Art and the Toxic Politics of Waste: Latin America

Sophie Mepham's picture
January 14, 2021
Subject Fields: 
Environmental History / Studies, Government and Public Service, Latin American and Caribbean History / Studies, Public Health, Urban Design and Planning

The Urban Laboratory, based at UCL, are hosting an online film screening and panel discussion on Thursday 14th January, to examine the role of artistic production in challenging knowledge and inspiring activism around waste and toxicity, looking at these issues in the context of Latin America.

This event has been organised by Dr Adriana Massidda (De Montfort University), as part of a collaboration with Dr Hanna Baumann, based at UCL's Institute for Global Prosperity.

We will be sharing a link for registered attendees to stream two recent observational documentaries from Friday 8th January:

La multitud (2012), by Argentinian filmmaker Martín Oesterheld, provokes discussion about the interplay between urban ruins, toxic space, neoliberalism and political violence.

In contrast, Estamira (2005), by Brazilian filmmaker Marcos Prado, focuses on scavenger and philosopher Estamira, who through her oneiric depiction of life in the dumps, poses questions of moral and material value.

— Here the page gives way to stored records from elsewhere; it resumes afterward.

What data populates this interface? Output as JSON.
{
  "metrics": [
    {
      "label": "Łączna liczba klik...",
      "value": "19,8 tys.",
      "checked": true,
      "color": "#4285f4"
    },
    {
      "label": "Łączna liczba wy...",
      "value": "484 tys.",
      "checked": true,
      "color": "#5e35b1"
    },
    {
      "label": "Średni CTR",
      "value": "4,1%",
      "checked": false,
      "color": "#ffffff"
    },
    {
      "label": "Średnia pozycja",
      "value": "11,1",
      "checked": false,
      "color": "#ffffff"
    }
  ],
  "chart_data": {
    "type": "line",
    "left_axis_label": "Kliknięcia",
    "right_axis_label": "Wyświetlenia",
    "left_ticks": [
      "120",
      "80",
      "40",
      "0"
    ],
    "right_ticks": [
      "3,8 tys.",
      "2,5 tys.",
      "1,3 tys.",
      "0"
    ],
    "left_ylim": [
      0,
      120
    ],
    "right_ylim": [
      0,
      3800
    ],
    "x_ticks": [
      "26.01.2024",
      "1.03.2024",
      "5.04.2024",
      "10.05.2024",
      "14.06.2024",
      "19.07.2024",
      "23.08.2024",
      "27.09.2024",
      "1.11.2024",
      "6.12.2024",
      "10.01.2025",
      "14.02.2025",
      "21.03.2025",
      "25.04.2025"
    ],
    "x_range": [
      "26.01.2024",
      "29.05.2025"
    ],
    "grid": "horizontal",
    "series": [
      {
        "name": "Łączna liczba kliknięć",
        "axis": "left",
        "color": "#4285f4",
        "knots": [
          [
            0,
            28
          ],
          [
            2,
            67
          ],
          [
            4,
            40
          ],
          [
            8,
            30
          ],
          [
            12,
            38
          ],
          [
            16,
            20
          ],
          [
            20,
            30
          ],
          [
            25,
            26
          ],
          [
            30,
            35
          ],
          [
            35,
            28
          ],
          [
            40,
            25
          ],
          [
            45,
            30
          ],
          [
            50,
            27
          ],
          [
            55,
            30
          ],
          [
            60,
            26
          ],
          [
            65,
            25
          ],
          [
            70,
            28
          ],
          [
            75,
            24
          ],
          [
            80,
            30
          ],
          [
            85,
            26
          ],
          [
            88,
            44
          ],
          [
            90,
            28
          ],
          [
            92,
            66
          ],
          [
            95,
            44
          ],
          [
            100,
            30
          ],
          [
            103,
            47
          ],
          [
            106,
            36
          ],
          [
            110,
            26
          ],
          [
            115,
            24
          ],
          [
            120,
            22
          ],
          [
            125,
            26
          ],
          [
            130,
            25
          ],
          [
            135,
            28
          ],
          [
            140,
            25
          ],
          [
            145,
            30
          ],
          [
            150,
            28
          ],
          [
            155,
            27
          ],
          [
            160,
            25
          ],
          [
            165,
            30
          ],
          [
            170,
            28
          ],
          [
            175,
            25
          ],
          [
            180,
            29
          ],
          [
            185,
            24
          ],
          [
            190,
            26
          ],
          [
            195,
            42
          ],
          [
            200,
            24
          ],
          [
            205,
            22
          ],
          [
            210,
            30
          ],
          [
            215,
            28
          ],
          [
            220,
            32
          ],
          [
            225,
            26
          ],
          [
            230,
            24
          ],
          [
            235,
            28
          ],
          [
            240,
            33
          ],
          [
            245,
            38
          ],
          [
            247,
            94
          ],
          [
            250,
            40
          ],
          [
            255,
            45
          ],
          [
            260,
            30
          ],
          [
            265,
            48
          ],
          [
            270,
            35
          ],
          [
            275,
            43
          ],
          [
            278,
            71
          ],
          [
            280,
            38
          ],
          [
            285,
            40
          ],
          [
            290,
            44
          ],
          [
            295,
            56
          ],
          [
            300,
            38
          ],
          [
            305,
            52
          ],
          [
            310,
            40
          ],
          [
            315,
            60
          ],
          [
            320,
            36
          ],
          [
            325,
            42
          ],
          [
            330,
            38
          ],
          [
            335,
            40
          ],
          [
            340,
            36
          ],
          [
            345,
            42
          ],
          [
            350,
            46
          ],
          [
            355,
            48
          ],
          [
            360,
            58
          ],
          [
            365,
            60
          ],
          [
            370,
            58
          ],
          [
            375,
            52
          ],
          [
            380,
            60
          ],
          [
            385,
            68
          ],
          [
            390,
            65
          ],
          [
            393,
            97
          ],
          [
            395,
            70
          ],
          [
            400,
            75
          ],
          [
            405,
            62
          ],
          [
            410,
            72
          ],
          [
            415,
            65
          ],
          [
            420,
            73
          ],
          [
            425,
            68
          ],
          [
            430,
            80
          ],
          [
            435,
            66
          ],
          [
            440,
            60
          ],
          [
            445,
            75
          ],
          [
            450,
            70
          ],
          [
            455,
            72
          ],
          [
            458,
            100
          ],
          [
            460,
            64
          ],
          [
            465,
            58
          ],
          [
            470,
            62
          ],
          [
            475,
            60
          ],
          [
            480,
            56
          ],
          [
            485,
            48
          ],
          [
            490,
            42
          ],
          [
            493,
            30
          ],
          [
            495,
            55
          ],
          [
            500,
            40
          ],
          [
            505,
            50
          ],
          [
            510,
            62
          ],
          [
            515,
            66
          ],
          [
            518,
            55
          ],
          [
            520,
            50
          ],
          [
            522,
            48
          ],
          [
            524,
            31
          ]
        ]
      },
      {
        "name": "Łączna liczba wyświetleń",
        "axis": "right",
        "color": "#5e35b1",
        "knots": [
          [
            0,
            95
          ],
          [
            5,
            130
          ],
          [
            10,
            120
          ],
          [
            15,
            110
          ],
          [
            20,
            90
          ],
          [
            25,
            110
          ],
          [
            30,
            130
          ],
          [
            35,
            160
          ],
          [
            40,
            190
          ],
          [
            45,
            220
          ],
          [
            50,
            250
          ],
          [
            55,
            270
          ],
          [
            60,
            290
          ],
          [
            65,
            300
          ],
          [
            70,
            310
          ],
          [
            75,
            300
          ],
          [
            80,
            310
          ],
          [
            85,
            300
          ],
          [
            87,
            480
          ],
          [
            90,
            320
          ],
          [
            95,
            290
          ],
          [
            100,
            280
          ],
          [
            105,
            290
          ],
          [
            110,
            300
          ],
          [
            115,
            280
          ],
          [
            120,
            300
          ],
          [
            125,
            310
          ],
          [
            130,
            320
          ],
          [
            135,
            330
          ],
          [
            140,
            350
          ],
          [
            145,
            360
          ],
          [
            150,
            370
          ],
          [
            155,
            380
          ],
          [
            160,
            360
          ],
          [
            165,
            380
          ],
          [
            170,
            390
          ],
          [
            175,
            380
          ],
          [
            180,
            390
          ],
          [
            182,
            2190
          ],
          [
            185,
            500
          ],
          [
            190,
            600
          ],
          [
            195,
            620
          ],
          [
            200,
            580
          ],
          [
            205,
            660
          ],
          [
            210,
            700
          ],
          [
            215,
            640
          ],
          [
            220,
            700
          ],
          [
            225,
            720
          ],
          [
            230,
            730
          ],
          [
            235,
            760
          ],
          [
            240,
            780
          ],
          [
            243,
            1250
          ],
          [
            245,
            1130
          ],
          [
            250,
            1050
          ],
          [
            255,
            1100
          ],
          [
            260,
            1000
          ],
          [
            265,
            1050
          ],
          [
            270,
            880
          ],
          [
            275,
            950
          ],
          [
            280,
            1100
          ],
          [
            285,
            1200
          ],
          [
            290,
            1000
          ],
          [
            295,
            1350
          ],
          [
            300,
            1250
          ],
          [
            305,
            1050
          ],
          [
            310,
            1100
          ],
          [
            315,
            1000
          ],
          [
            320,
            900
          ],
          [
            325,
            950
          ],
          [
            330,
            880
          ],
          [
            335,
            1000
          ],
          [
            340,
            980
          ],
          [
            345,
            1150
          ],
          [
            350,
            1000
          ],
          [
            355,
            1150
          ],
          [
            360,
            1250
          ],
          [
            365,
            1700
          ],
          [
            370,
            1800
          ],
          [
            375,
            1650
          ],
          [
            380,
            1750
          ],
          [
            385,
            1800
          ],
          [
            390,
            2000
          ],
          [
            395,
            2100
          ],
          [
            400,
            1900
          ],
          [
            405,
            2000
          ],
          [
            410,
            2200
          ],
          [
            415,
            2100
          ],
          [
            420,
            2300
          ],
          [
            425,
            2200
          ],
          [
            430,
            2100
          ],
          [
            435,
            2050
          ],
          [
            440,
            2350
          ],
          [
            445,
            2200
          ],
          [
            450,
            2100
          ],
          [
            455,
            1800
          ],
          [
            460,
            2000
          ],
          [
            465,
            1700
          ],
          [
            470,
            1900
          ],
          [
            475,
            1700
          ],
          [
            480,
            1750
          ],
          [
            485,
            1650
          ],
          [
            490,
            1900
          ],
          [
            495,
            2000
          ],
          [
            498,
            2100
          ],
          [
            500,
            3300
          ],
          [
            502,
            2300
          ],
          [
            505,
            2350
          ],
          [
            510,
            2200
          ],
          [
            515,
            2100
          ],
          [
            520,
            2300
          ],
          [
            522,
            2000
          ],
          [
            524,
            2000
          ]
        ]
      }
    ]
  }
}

By engaging with issues of labour and value(s) in Rio's garbage dumps, and urban ruination in neoliberal Buenos Aires, the films will allow us to discuss the links between spaces contaminated by waste and political systems, considering how value chains and waste circulations are entangled across the Global North/South divide.

For this interactive panel discussion, our filmmakers Martín Oesterheld and Marcos Prado will be joined by:

Geoffrey Kantaris (University of Cambridge) who through his engagement with Estamira addresses issues of commodity and affect (Kantaris, 2015).

Gisela Heffes (Rice University) whose current project focuses on toxic nature, mutated bodies, and altered landscapes in contemporary Argentine narratives and cinema.

Patrick O'Hare (University of St Andrews). whose research is focused on the role of garbage in Uruguay as an urban commons.

Through this event we seek to ask: how is the ecological contamination and social marginalisation caused by the presence of waste linked to 'toxic politics'? How can alternative media draw attention to these issues and promote action?